Stochastic gradient descent-based implementation in sklearn is used to develop the model. Also a sentence has composed a series of words, the relationship between word is also significant. To capture the relationship between words, 4-gram is used during convert document to feature representation. To improve the accuracy further, Hyper parameter tuning was done on SGDClassifier. The output of the model is dependent on an interaction between alpha and the number of epochs (n_iter). Using parameters of ’l2’ penalty, alpha value 0.0006 and n_iter to 10 & set random_state to 42, achieving the accuracy 61%.

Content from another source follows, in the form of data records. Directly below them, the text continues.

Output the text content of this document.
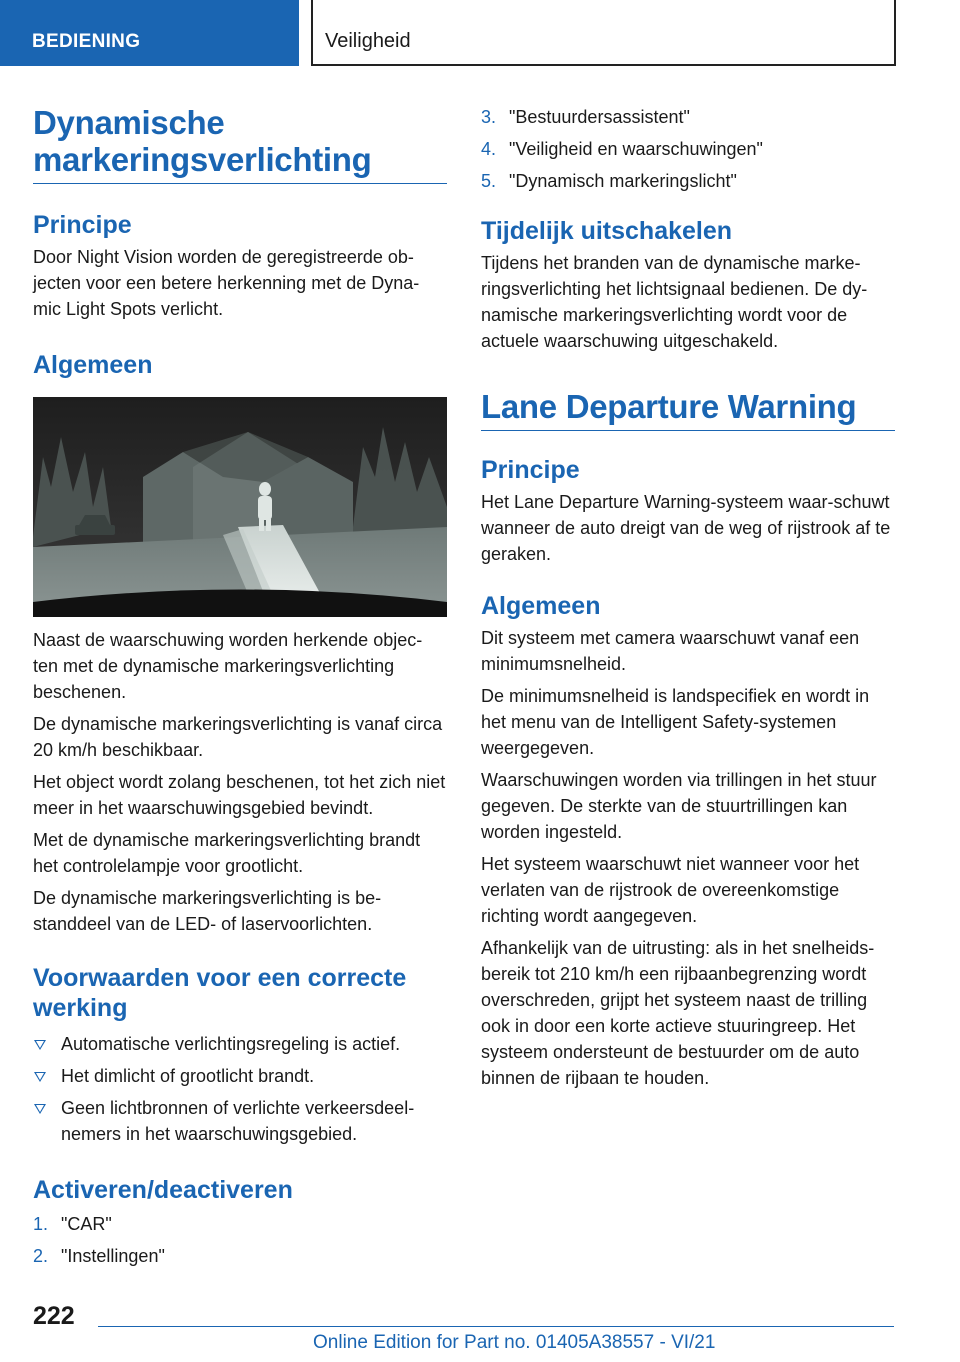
BEDIENING	Veiligheid
Dynamische markeringsverlichting
Principe

Door Night Vision worden de geregistreerde ob-jecten voor een betere herkenning met de Dyna-mic Light Spots verlicht.

Algemeen

Naast de waarschuwing worden herkende objec-ten met de dynamische markeringsverlichting beschenen.

De dynamische markeringsverlichting is vanaf circa 20 km/h beschikbaar.

Het object wordt zolang beschenen, tot het zich niet meer in het waarschuwingsgebied bevindt.

Met de dynamische markeringsverlichting brandt het controlelampje voor grootlicht.

De dynamische markeringsverlichting is be-standdeel van de LED- of laservoorlichten.

Voorwaarden voor een correcte werking
Automatische verlichtingsregeling is actief.
Het dimlicht of grootlicht brandt.
Geen lichtbronnen of verlichte verkeersdeel-nemers in het waarschuwingsgebied.
Activeren/deactiveren
1. "CAR"
2. "Instellingen"
3. "Bestuurdersassistent"
4. "Veiligheid en waarschuwingen"
5. "Dynamisch markeringslicht"
Tijdelijk uitschakelen

Tijdens het branden van de dynamische marke-ringsverlichting het lichtsignaal bedienen. De dy-namische markeringsverlichting wordt voor de actuele waarschuwing uitgeschakeld.

Lane Departure Warning
Principe

Het Lane Departure Warning-systeem waar-schuwt wanneer de auto dreigt van de weg of rijstrook af te geraken.

Algemeen

Dit systeem met camera waarschuwt vanaf een minimumsnelheid.

De minimumsnelheid is landspecifiek en wordt in het menu van de Intelligent Safety-systemen weergegeven.

Waarschuwingen worden via trillingen in het stuur gegeven. De sterkte van de stuurtrillingen kan worden ingesteld.

Het systeem waarschuwt niet wanneer voor het verlaten van de rijstrook de overeenkomstige richting wordt aangegeven.

Afhankelijk van de uitrusting: als in het snelheids-bereik tot 210 km/h een rijbaanbegrenzing wordt overschreden, grijpt het systeem naast de trilling ook in door een korte actieve stuuringreep. Het systeem ondersteunt de bestuurder om de auto binnen de rijbaan te houden.

222
Online Edition for Part no. 01405A38557 - VI/21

Final approach was to use just the Text mining algorithm LSA and TfidfVectorizer. The main goal of TruncatedSVD is to reduce dimensionality and maintain the varience between samples. TfidfVectorizer is used as it combines all the options of CountVectorizer and TfidfTransformer in a single model. It strips out “stop words”, filter out terms that occur in more than half of the docs (max_df=0.5), filters out terms that occur in only one document (min_df=2), select the 10,000 most frequently occuring words in the corpus, normalizes the vector (L2 norm of 1.0) to normalize the effect of document length on the tf-idf values. Then, project the tfidf vectors onto the first N principal components (1000). Though this has significantly fewer features than the original tfidf vector, they are stronger features, and the accuracy is higher. Explained variance of SVD was 56% and improving the accuracy to 64%.
Re-trained model on full training set, using best parameters and applied re-trained model to test set. The output predicted is then stored onto output.dat, achieving .783 F1 score on Leaderboard. why we use F1 score? 99% accuracy does not imply 99% correct predictions unless the relative frequencies of the test cases are the same as in the real application situation. So to deal with the imbalanced data, F1 score is used as a measure to check the accuracy.